The present invention relates to integrated circuit structures and fabrication methods, and more particularly to formation of gate structures in an integrated circuit process.
Integrated circuits are made up of millions of devices, and the drive for greater computational power and speed drives devices to smaller and smaller scales. This allows devices to be more densely packed, which allows more devices to be placed on a single chip one important constraint on device size is the ability to form high quality low defect very thin gate dielectrics.
Surfaces of solids and interfaces between materials play an important role in semiconductor technology. The ability to lay a thin oxide layer for the gate structure depends in part on the surface of the silicon substrate. It is highly desirable to have a very smooth surface prior to gate oxide formation.
Gate oxide is a very important step in integrated circuit construction, and the need to form a high quality, defect free, very thin oxide without contamination makes gate oxidation a key step in MOS processing. The gate oxide needs to be as thin as possible, in the range of angstroms. The gate oxide will determine many qualities that affect a transistor""s function. Though the oxide is usually made very thin, any holes in the oxide can cause problems such as shorting the substrate to the gate. The smoothness of the underlying surface affects the quality of the gate oxide layer greatly because of this.
Typically, to get a high quality oxide, the previous oxide layer is stripped from the gate region and a new gate oxide is formed. The new gate oxides are usually formed slowly and carefully by dry oxidation. The remaining gate material is then normally formed over the gate oxide. Polysilicon is the standard gate material and is usually formed using CVD methods.
One of the most important uses for ion implantation is for MOS gate threshold voltage adjustment. No current can flow between the source and drain until the channel forms beneath the gate, conductively connecting the source and drain. The amount of voltage necessary for this to occur is the threshold voltage of the device. The threshold voltage is very sensitive to the dopant concentration of the channel. Threshold voltage is an important parameter, in part because a lower threshold voltage means fewer power supplies and faster circuits.
The work function between the gate material and the doping level in the semiconductor determines the threshold voltage. Ion implantation is a typical technique used to control doping levels in semiconductors.
Ion implantation is used to inject dopants into a material. Unlike diffusion, which is a chemical process, ion implantation is a physical process. Dopant atoms are ionized and accelerated in a beam which is directed at the required wafer location. The dopant atoms enter the target material and come to rest below the surface. Ion implantation is the preferred doping technique for dense and small feature circuits because of its control and the lack of lateral diffusion.
Ion implantation of dopants into the channel is typically accomplished before the gate layers are formed. The timing of the implant depends on other process steps, since some of the environmental requirements of process steps (such as high temperature) can cause redistribution of implants.

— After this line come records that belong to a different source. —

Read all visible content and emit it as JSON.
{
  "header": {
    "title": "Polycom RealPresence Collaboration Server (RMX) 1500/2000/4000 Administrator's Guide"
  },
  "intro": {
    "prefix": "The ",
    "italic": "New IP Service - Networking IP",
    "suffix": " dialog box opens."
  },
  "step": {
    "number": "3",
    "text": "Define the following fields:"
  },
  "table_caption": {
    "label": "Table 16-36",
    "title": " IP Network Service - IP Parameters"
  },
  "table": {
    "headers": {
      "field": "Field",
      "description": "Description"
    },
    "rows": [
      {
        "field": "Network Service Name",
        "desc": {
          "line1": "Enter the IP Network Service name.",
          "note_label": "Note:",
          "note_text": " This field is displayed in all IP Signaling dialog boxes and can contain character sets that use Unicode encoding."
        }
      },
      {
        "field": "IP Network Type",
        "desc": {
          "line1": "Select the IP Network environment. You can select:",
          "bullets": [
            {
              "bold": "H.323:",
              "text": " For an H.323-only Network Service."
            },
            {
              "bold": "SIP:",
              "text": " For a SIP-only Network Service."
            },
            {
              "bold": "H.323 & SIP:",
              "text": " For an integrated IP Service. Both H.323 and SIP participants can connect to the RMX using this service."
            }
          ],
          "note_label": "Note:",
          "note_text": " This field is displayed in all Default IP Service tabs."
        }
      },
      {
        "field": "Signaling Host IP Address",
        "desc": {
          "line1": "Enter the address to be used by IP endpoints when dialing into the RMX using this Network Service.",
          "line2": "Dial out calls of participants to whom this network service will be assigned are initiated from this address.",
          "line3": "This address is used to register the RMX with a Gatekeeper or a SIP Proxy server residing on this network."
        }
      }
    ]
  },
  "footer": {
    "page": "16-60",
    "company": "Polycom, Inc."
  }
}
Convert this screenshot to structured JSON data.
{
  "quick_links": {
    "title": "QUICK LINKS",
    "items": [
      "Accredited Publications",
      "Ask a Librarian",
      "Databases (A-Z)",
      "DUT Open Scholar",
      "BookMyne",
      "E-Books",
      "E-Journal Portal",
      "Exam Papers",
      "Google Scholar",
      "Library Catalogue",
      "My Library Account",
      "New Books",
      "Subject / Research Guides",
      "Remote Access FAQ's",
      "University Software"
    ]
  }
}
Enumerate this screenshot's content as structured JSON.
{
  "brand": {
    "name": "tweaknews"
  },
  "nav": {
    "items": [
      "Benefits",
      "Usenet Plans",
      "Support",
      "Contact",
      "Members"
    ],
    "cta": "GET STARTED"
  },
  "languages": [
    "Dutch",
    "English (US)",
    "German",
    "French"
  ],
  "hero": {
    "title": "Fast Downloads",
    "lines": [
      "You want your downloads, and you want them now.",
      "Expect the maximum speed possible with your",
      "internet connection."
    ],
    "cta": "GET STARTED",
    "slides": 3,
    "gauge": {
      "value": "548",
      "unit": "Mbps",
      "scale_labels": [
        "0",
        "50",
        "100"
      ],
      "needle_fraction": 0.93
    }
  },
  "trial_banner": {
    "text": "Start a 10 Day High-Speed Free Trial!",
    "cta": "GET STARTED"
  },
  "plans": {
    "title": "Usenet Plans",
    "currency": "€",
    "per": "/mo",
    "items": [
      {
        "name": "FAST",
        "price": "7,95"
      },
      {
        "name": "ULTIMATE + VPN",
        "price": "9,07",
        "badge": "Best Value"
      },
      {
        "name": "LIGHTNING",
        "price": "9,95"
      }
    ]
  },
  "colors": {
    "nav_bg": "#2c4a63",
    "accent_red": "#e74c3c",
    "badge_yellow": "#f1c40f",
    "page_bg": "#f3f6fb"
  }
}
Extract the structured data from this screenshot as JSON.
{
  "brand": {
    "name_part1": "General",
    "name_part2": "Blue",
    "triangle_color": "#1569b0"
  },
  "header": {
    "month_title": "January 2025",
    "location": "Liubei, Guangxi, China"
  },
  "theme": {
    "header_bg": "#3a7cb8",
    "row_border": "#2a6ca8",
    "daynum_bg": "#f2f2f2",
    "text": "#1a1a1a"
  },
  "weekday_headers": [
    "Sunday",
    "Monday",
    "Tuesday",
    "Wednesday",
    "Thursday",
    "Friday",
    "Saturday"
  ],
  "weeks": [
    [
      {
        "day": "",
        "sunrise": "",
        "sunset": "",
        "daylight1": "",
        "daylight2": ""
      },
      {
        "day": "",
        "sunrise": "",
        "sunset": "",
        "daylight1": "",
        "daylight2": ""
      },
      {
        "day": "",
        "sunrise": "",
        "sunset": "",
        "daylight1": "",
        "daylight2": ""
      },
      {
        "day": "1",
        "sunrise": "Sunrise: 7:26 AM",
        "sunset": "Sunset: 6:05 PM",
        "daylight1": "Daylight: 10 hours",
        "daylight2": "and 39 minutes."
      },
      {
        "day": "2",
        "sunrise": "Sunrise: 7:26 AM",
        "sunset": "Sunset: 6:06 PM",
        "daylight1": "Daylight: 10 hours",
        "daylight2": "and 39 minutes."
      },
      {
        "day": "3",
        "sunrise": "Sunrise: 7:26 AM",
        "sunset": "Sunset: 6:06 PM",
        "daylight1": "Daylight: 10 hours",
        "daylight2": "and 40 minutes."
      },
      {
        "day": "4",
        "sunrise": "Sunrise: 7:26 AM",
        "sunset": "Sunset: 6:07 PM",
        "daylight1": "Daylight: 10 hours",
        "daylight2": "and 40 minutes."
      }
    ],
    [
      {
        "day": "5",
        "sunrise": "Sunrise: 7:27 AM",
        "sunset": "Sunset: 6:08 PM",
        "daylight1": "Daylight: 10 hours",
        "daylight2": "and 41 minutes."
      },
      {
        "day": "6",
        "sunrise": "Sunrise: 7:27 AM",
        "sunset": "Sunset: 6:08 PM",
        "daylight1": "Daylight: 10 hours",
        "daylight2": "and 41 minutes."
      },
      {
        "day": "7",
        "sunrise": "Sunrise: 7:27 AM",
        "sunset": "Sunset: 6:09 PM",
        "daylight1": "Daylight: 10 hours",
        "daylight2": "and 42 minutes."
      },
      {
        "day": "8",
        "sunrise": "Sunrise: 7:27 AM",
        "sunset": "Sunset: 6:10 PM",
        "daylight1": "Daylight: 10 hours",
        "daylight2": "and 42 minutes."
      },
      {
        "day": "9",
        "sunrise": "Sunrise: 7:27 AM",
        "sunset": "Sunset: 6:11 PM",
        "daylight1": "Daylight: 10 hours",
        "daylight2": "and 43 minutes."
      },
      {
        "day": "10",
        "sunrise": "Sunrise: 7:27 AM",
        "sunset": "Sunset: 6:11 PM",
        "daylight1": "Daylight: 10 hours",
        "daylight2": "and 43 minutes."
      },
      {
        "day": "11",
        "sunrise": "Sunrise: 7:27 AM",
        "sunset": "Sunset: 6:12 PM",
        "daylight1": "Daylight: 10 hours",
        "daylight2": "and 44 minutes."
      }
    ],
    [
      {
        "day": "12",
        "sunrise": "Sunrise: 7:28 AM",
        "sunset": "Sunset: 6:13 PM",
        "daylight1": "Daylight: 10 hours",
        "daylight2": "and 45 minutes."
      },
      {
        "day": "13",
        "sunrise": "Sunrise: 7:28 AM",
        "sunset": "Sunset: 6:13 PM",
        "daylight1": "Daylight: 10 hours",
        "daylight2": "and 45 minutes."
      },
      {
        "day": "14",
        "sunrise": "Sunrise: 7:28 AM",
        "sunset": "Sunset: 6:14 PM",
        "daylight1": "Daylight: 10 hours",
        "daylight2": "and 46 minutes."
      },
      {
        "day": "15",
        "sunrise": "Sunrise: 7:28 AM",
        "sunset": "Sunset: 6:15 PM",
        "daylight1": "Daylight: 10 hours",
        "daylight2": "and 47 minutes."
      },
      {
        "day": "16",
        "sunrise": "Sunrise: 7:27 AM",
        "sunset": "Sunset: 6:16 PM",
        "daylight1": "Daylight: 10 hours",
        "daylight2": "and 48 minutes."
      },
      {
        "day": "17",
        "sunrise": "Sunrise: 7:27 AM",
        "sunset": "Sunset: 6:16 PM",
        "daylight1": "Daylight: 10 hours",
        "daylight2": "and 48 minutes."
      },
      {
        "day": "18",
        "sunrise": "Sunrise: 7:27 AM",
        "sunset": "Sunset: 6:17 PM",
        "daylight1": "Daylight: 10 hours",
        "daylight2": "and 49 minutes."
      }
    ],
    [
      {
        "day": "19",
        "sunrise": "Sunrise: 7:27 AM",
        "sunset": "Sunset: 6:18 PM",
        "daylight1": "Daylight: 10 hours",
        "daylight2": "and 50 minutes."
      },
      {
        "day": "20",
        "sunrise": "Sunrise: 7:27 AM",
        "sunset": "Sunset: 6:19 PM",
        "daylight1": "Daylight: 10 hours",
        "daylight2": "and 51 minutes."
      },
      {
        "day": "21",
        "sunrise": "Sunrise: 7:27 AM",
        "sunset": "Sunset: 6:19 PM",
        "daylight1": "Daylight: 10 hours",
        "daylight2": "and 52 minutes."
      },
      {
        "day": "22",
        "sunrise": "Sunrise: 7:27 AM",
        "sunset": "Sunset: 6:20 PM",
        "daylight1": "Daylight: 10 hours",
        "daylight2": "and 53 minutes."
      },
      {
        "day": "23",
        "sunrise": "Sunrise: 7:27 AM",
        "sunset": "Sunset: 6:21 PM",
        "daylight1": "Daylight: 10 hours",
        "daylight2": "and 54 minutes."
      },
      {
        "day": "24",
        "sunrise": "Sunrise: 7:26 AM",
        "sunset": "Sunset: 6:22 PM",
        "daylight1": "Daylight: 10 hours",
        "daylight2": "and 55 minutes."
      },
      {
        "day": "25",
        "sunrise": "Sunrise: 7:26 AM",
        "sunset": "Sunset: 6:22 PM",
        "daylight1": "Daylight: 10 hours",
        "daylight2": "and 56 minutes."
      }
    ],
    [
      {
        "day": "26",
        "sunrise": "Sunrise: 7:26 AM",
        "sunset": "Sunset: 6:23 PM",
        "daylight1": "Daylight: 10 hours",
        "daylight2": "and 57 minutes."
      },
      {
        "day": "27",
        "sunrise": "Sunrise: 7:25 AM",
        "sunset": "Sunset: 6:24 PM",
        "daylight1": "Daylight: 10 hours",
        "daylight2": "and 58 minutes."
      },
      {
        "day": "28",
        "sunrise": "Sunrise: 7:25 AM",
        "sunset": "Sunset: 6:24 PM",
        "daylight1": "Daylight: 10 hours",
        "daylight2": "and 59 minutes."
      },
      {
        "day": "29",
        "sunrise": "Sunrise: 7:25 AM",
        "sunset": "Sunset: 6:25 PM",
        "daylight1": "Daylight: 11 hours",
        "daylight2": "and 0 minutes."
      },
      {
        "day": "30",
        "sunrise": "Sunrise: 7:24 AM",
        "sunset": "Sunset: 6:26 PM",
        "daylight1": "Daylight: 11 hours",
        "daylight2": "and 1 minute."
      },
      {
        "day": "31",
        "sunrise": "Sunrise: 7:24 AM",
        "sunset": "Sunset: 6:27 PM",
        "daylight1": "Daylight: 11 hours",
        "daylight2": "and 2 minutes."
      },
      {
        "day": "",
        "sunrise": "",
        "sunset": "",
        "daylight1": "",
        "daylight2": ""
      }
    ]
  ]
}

Hydrogen Anneal Before Gate Oxidation
The present application discloses an innovative process for smoothing a surface prior to gate dielectric formation. The process uses a hydrogen anneal, followed by formation of part of the gate structure (preferably the gate dielectric, followed by a layer of TiN, a layer of polysilicon, an oxide layer, and a nitride layer). The channel implant is done after at least some of the gate structure is formed, preferably those listed above. This prevents diffusion of the implanted ions, which could occur if the silicon surface were annealed before the gate structure were formed.
Advantages of the disclosed methods and structures, in various embodiments, can include one or more of the following:
hydrogen anneal leaves Si surface clean and reconstructed;
better gate dielectric integrity, especially for thinner gate dielectrics;
more uniform transistor characteristics.